Thin Slices Don'T Work As Fast As Liquor Poem by gershon hepner

Thin Slices Don'T Work As Fast As Liquor



Thin slices are the verbal snapshots
providing clues in mystery plots
we solve when reading body language,
deducing from the joy and anguish
we see on faces what the owner
is like in propria persona.
Representing him- or her-
self in a way they cannot sham,
declaring to us, “This I am, ”
in just ten seconds without faking,
with impressions they are making
regarding honesty and com-
petence which readers can draw from
their body language sober, quicker
than they can plying them with liquor,
which works as well as these thin slices,
removing from men their disguises,
though you can learn more as disrober
of anyone when they’re not sober.

Margalit Fox writes an obituary of Nalini Ambady:

POET'S NOTES ABOUT THE POEM
Nalini Ambady, a social psychologist whose research on the surprising accuracy of first impressions was popularized by Malcolm Gladwell in “Blink, ” his best-selling nonfiction book of 2005, died on Oct.28 in Boston. She was 54. Her death, from leukemia, was announced by Stanford University, where she had taught since 2011.

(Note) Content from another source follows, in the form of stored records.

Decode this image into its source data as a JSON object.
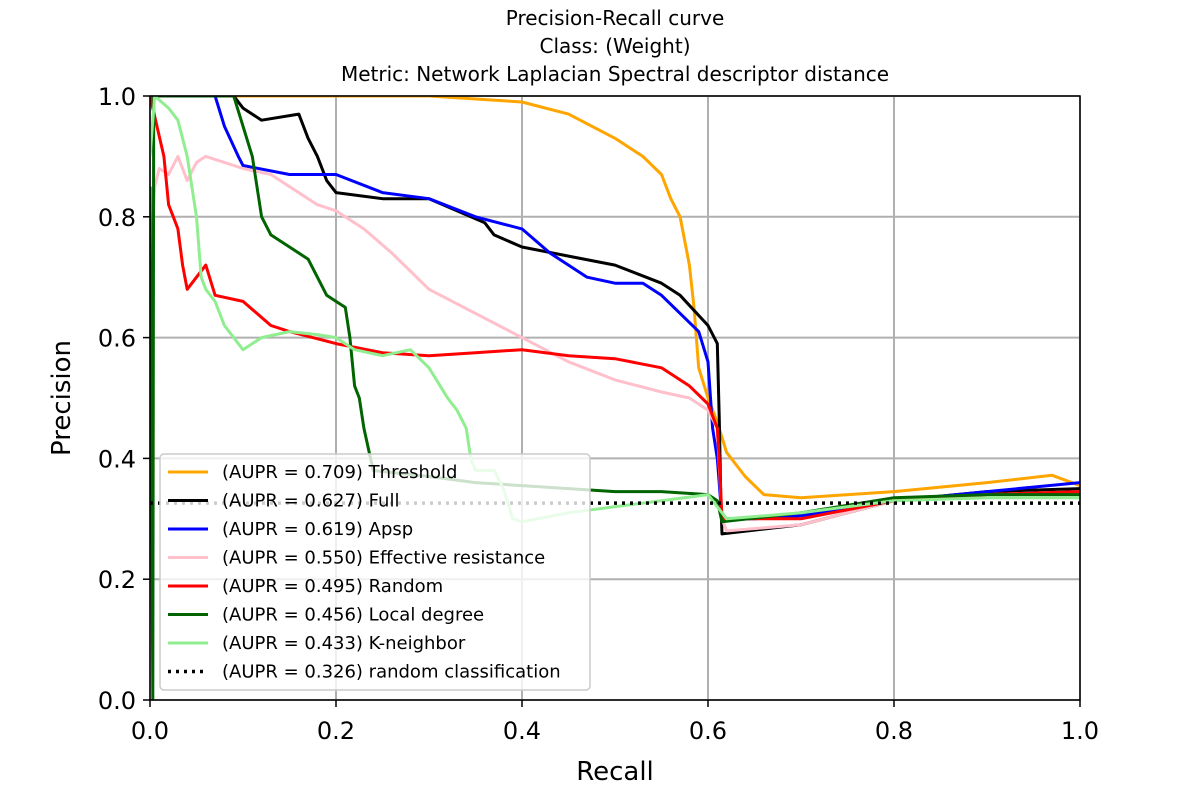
{
  "chart_data": {
    "type": "line",
    "title": [
      "Precision-Recall curve",
      "Class: (Weight)",
      "Metric: Network Laplacian Spectral descriptor distance"
    ],
    "xlabel": "Recall",
    "ylabel": "Precision",
    "xlim": [
      0,
      1
    ],
    "ylim": [
      0,
      1
    ],
    "xticks": [
      "0.0",
      "0.2",
      "0.4",
      "0.6",
      "0.8",
      "1.0"
    ],
    "yticks": [
      "0.0",
      "0.2",
      "0.4",
      "0.6",
      "0.8",
      "1.0"
    ],
    "grid": true,
    "legend_position": "lower-left",
    "series": [
      {
        "name": "(AUPR = 0.709) Threshold",
        "color": "#ffa500",
        "style": "solid",
        "points": [
          [
            0.0,
            1.0
          ],
          [
            0.3,
            1.0
          ],
          [
            0.4,
            0.99
          ],
          [
            0.45,
            0.97
          ],
          [
            0.5,
            0.93
          ],
          [
            0.53,
            0.9
          ],
          [
            0.55,
            0.87
          ],
          [
            0.56,
            0.83
          ],
          [
            0.57,
            0.8
          ],
          [
            0.58,
            0.72
          ],
          [
            0.585,
            0.65
          ],
          [
            0.59,
            0.55
          ],
          [
            0.6,
            0.5
          ],
          [
            0.61,
            0.46
          ],
          [
            0.62,
            0.41
          ],
          [
            0.64,
            0.37
          ],
          [
            0.66,
            0.34
          ],
          [
            0.7,
            0.335
          ],
          [
            0.8,
            0.345
          ],
          [
            0.9,
            0.36
          ],
          [
            0.97,
            0.372
          ],
          [
            1.0,
            0.355
          ]
        ]
      },
      {
        "name": "(AUPR = 0.627) Full",
        "color": "#000000",
        "style": "solid",
        "points": [
          [
            0.0,
            1.0
          ],
          [
            0.09,
            1.0
          ],
          [
            0.1,
            0.98
          ],
          [
            0.12,
            0.96
          ],
          [
            0.16,
            0.97
          ],
          [
            0.17,
            0.93
          ],
          [
            0.18,
            0.9
          ],
          [
            0.19,
            0.86
          ],
          [
            0.2,
            0.84
          ],
          [
            0.25,
            0.83
          ],
          [
            0.3,
            0.83
          ],
          [
            0.33,
            0.81
          ],
          [
            0.36,
            0.79
          ],
          [
            0.37,
            0.77
          ],
          [
            0.4,
            0.75
          ],
          [
            0.45,
            0.735
          ],
          [
            0.5,
            0.72
          ],
          [
            0.55,
            0.69
          ],
          [
            0.57,
            0.67
          ],
          [
            0.6,
            0.62
          ],
          [
            0.61,
            0.59
          ],
          [
            0.612,
            0.47
          ],
          [
            0.614,
            0.32
          ],
          [
            0.615,
            0.275
          ],
          [
            0.7,
            0.29
          ],
          [
            0.8,
            0.33
          ],
          [
            0.9,
            0.345
          ],
          [
            1.0,
            0.35
          ]
        ]
      },
      {
        "name": "(AUPR = 0.619) Apsp",
        "color": "#0000ff",
        "style": "solid",
        "points": [
          [
            0.0,
            1.0
          ],
          [
            0.07,
            1.0
          ],
          [
            0.08,
            0.95
          ],
          [
            0.095,
            0.9
          ],
          [
            0.1,
            0.885
          ],
          [
            0.15,
            0.87
          ],
          [
            0.2,
            0.87
          ],
          [
            0.25,
            0.84
          ],
          [
            0.3,
            0.83
          ],
          [
            0.35,
            0.8
          ],
          [
            0.4,
            0.78
          ],
          [
            0.43,
            0.74
          ],
          [
            0.47,
            0.7
          ],
          [
            0.5,
            0.69
          ],
          [
            0.53,
            0.69
          ],
          [
            0.55,
            0.67
          ],
          [
            0.57,
            0.64
          ],
          [
            0.59,
            0.61
          ],
          [
            0.6,
            0.56
          ],
          [
            0.605,
            0.45
          ],
          [
            0.61,
            0.4
          ],
          [
            0.615,
            0.3
          ],
          [
            0.65,
            0.3
          ],
          [
            0.7,
            0.305
          ],
          [
            0.8,
            0.33
          ],
          [
            0.9,
            0.345
          ],
          [
            1.0,
            0.36
          ]
        ]
      },
      {
        "name": "(AUPR = 0.550) Effective resistance",
        "color": "#ffc0cb",
        "style": "solid",
        "points": [
          [
            0.0,
            0.7
          ],
          [
            0.005,
            0.85
          ],
          [
            0.01,
            0.88
          ],
          [
            0.02,
            0.87
          ],
          [
            0.03,
            0.9
          ],
          [
            0.04,
            0.86
          ],
          [
            0.05,
            0.89
          ],
          [
            0.06,
            0.9
          ],
          [
            0.08,
            0.89
          ],
          [
            0.1,
            0.88
          ],
          [
            0.13,
            0.87
          ],
          [
            0.15,
            0.85
          ],
          [
            0.18,
            0.82
          ],
          [
            0.2,
            0.81
          ],
          [
            0.23,
            0.78
          ],
          [
            0.26,
            0.74
          ],
          [
            0.3,
            0.68
          ],
          [
            0.35,
            0.64
          ],
          [
            0.4,
            0.6
          ],
          [
            0.45,
            0.56
          ],
          [
            0.5,
            0.53
          ],
          [
            0.55,
            0.51
          ],
          [
            0.58,
            0.5
          ],
          [
            0.6,
            0.48
          ],
          [
            0.61,
            0.45
          ],
          [
            0.615,
            0.3
          ],
          [
            0.62,
            0.28
          ],
          [
            0.7,
            0.29
          ],
          [
            0.8,
            0.33
          ],
          [
            0.9,
            0.34
          ],
          [
            1.0,
            0.34
          ]
        ]
      },
      {
        "name": "(AUPR = 0.495) Random",
        "color": "#ff0000",
        "style": "solid",
        "points": [
          [
            0.0,
            1.0
          ],
          [
            0.015,
            0.9
          ],
          [
            0.02,
            0.82
          ],
          [
            0.025,
            0.8
          ],
          [
            0.03,
            0.78
          ],
          [
            0.035,
            0.72
          ],
          [
            0.04,
            0.68
          ],
          [
            0.05,
            0.7
          ],
          [
            0.06,
            0.72
          ],
          [
            0.07,
            0.67
          ],
          [
            0.1,
            0.66
          ],
          [
            0.13,
            0.62
          ],
          [
            0.15,
            0.61
          ],
          [
            0.2,
            0.59
          ],
          [
            0.25,
            0.575
          ],
          [
            0.3,
            0.57
          ],
          [
            0.35,
            0.575
          ],
          [
            0.4,
            0.58
          ],
          [
            0.45,
            0.57
          ],
          [
            0.5,
            0.565
          ],
          [
            0.55,
            0.55
          ],
          [
            0.58,
            0.52
          ],
          [
            0.6,
            0.49
          ],
          [
            0.61,
            0.45
          ],
          [
            0.612,
            0.4
          ],
          [
            0.615,
            0.3
          ],
          [
            0.7,
            0.3
          ],
          [
            0.8,
            0.33
          ],
          [
            0.9,
            0.34
          ],
          [
            1.0,
            0.345
          ]
        ]
      },
      {
        "name": "(AUPR = 0.456) Local degree",
        "color": "#006400",
        "style": "solid",
        "points": [
          [
            0.0,
            0.85
          ],
          [
            0.002,
            0.3
          ],
          [
            0.003,
            0.0
          ],
          [
            0.004,
            1.0
          ],
          [
            0.09,
            1.0
          ],
          [
            0.1,
            0.95
          ],
          [
            0.11,
            0.9
          ],
          [
            0.12,
            0.8
          ],
          [
            0.13,
            0.77
          ],
          [
            0.15,
            0.75
          ],
          [
            0.17,
            0.73
          ],
          [
            0.18,
            0.7
          ],
          [
            0.19,
            0.67
          ],
          [
            0.2,
            0.66
          ],
          [
            0.21,
            0.65
          ],
          [
            0.215,
            0.6
          ],
          [
            0.22,
            0.52
          ],
          [
            0.225,
            0.5
          ],
          [
            0.23,
            0.45
          ],
          [
            0.24,
            0.38
          ],
          [
            0.3,
            0.37
          ],
          [
            0.35,
            0.36
          ],
          [
            0.4,
            0.355
          ],
          [
            0.45,
            0.35
          ],
          [
            0.5,
            0.345
          ],
          [
            0.55,
            0.345
          ],
          [
            0.6,
            0.34
          ],
          [
            0.61,
            0.33
          ],
          [
            0.615,
            0.295
          ],
          [
            0.7,
            0.31
          ],
          [
            0.8,
            0.335
          ],
          [
            0.9,
            0.34
          ],
          [
            1.0,
            0.34
          ]
        ]
      },
      {
        "name": "(AUPR = 0.433) K-neighbor",
        "color": "#90ee90",
        "style": "solid",
        "points": [
          [
            0.0,
            0.9
          ],
          [
            0.005,
            1.0
          ],
          [
            0.02,
            0.98
          ],
          [
            0.03,
            0.96
          ],
          [
            0.04,
            0.9
          ],
          [
            0.05,
            0.8
          ],
          [
            0.055,
            0.7
          ],
          [
            0.06,
            0.68
          ],
          [
            0.07,
            0.66
          ],
          [
            0.08,
            0.62
          ],
          [
            0.09,
            0.6
          ],
          [
            0.1,
            0.58
          ],
          [
            0.12,
            0.6
          ],
          [
            0.15,
            0.61
          ],
          [
            0.18,
            0.605
          ],
          [
            0.2,
            0.6
          ],
          [
            0.22,
            0.58
          ],
          [
            0.25,
            0.57
          ],
          [
            0.28,
            0.58
          ],
          [
            0.3,
            0.55
          ],
          [
            0.32,
            0.5
          ],
          [
            0.33,
            0.48
          ],
          [
            0.34,
            0.45
          ],
          [
            0.345,
            0.4
          ],
          [
            0.35,
            0.38
          ],
          [
            0.37,
            0.38
          ],
          [
            0.38,
            0.35
          ],
          [
            0.39,
            0.3
          ],
          [
            0.4,
            0.295
          ],
          [
            0.45,
            0.31
          ],
          [
            0.5,
            0.32
          ],
          [
            0.55,
            0.33
          ],
          [
            0.6,
            0.34
          ],
          [
            0.615,
            0.31
          ],
          [
            0.62,
            0.3
          ],
          [
            0.7,
            0.31
          ],
          [
            0.8,
            0.33
          ],
          [
            0.9,
            0.335
          ],
          [
            1.0,
            0.335
          ]
        ]
      },
      {
        "name": "(AUPR = 0.326) random classification",
        "color": "#000000",
        "style": "dotted",
        "points": [
          [
            0.0,
            0.326
          ],
          [
            1.0,
            0.326
          ]
        ]
      }
    ]
  }
}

In “Blink, ” subtitled “The Power of Thinking Without Thinking, ” Mr. Gladwell explored the psychology of intuition, snap judgments and gut reactions. The book prominently features Professor Ambady’s work, which centered on the cognitive processes underpinning intuition. Her findings are notable for upending long-held prejudices about the validity of first impressions.
To make snap judgments, Professor Ambady found, people draw unconsciously on a series of nonverbal cues, including facial expression and body language — things a poker player might call “tells” — which determine their initial response to people and situations. In an article published in 1992 in the journal Psychological Bulletin, she and the psychologist Robert Rosenthal coined the term “thin slices” to describe these nonverbal snapshots. Significantly, they found that information gleaned from thin slices resembles information garnered from long observation to a far greater degree than supposed.

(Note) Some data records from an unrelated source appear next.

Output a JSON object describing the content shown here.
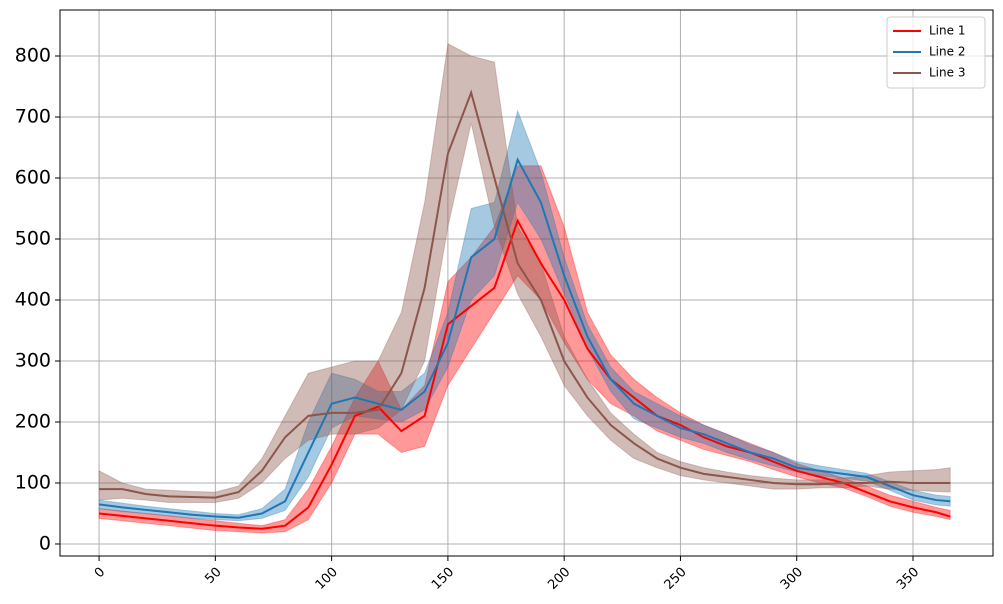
{
  "chart_data": {
    "type": "line",
    "x": [
      0,
      10,
      20,
      30,
      40,
      50,
      60,
      70,
      80,
      90,
      100,
      110,
      120,
      130,
      140,
      150,
      160,
      170,
      180,
      190,
      200,
      210,
      220,
      230,
      240,
      250,
      260,
      270,
      280,
      290,
      300,
      310,
      320,
      330,
      340,
      350,
      360,
      366
    ],
    "series": [
      {
        "name": "Line 1",
        "color": "#ff0000",
        "values": [
          50,
          46,
          42,
          38,
          34,
          30,
          27,
          25,
          30,
          60,
          130,
          210,
          225,
          185,
          210,
          360,
          390,
          420,
          530,
          460,
          400,
          320,
          270,
          240,
          210,
          195,
          175,
          160,
          150,
          135,
          120,
          110,
          100,
          85,
          70,
          60,
          52,
          45
        ],
        "upper": [
          58,
          54,
          50,
          46,
          42,
          38,
          34,
          30,
          40,
          90,
          160,
          240,
          300,
          220,
          260,
          430,
          470,
          520,
          620,
          620,
          520,
          380,
          310,
          270,
          240,
          215,
          195,
          180,
          165,
          150,
          132,
          120,
          108,
          95,
          80,
          70,
          60,
          55
        ],
        "lower": [
          42,
          38,
          34,
          30,
          26,
          22,
          20,
          18,
          20,
          40,
          100,
          180,
          180,
          150,
          160,
          260,
          320,
          380,
          440,
          400,
          330,
          270,
          230,
          210,
          185,
          170,
          155,
          145,
          135,
          122,
          110,
          100,
          92,
          78,
          62,
          52,
          45,
          40
        ]
      },
      {
        "name": "Line 2",
        "color": "#1f77b4",
        "values": [
          65,
          60,
          56,
          52,
          48,
          45,
          43,
          50,
          70,
          150,
          230,
          240,
          230,
          220,
          250,
          330,
          470,
          500,
          630,
          560,
          440,
          340,
          270,
          230,
          210,
          190,
          180,
          165,
          150,
          140,
          125,
          120,
          115,
          110,
          95,
          80,
          72,
          70
        ],
        "upper": [
          72,
          67,
          62,
          58,
          54,
          50,
          48,
          58,
          90,
          200,
          280,
          270,
          250,
          250,
          280,
          380,
          550,
          560,
          710,
          610,
          470,
          360,
          290,
          250,
          230,
          210,
          195,
          180,
          163,
          150,
          135,
          128,
          122,
          116,
          102,
          88,
          80,
          78
        ],
        "lower": [
          58,
          53,
          50,
          46,
          42,
          40,
          38,
          42,
          55,
          110,
          190,
          210,
          205,
          200,
          220,
          290,
          400,
          440,
          560,
          500,
          410,
          320,
          250,
          205,
          190,
          175,
          165,
          150,
          138,
          128,
          118,
          112,
          108,
          103,
          88,
          72,
          64,
          62
        ]
      },
      {
        "name": "Line 3",
        "color": "#8c564b",
        "values": [
          90,
          90,
          82,
          78,
          77,
          76,
          85,
          120,
          175,
          210,
          215,
          215,
          220,
          280,
          420,
          640,
          740,
          600,
          460,
          400,
          300,
          240,
          195,
          165,
          140,
          125,
          115,
          110,
          105,
          100,
          98,
          98,
          100,
          100,
          102,
          100,
          100,
          100
        ],
        "upper": [
          120,
          100,
          90,
          88,
          86,
          85,
          95,
          140,
          210,
          280,
          290,
          300,
          300,
          380,
          560,
          820,
          800,
          790,
          520,
          460,
          340,
          270,
          215,
          180,
          150,
          135,
          125,
          118,
          112,
          108,
          105,
          105,
          108,
          112,
          118,
          120,
          122,
          125
        ],
        "lower": [
          72,
          75,
          72,
          68,
          68,
          68,
          75,
          100,
          140,
          170,
          180,
          180,
          190,
          220,
          300,
          520,
          690,
          520,
          410,
          340,
          260,
          210,
          170,
          140,
          125,
          112,
          105,
          100,
          95,
          90,
          90,
          92,
          92,
          95,
          90,
          88,
          86,
          85
        ]
      }
    ],
    "xlim": [
      -16.8,
      384.4
    ],
    "ylim": [
      -19.7,
      875.4
    ],
    "xticks": [
      0,
      50,
      100,
      150,
      200,
      250,
      300,
      350
    ],
    "yticks": [
      0,
      100,
      200,
      300,
      400,
      500,
      600,
      700,
      800
    ],
    "grid": true,
    "legend": "upper right"
  }
}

“In 40 milliseconds, people can accurately judge what we are saying with our expression, ” Professor Ambady told The New York Times in 2007.

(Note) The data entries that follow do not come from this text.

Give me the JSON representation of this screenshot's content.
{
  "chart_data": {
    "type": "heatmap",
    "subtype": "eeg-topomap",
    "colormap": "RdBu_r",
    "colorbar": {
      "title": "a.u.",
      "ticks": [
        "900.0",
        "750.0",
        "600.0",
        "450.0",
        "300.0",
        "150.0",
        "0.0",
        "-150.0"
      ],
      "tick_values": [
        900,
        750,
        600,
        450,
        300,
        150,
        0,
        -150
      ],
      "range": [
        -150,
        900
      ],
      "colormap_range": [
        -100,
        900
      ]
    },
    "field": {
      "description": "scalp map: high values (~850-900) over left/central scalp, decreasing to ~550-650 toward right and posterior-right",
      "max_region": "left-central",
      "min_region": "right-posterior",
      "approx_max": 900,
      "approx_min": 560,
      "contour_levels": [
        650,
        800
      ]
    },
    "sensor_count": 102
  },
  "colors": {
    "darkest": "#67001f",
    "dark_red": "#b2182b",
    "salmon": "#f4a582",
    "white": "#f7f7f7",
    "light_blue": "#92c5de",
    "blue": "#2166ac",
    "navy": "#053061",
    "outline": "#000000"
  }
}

The upshot, for good or ill, helps determine a welter of daily social choices, including whom one sits next to on the bus and whom one hires for a job. In a seminal experiment they reported in a 1993 article, Professors Ambady and Rosenthal had students view soundless 10-second videos of professors teaching. The students were asked to rate each professor, none of whom they knew, for qualities including honesty, likability, competence and professionalism.
When their responses were compared with evaluations from students who had studied with those professors for an entire semester, they correlated to a striking degree. The article, published in The Journal of Personality and Social Psychology, reported that the correlation held even when the videos were trimmed to only two seconds.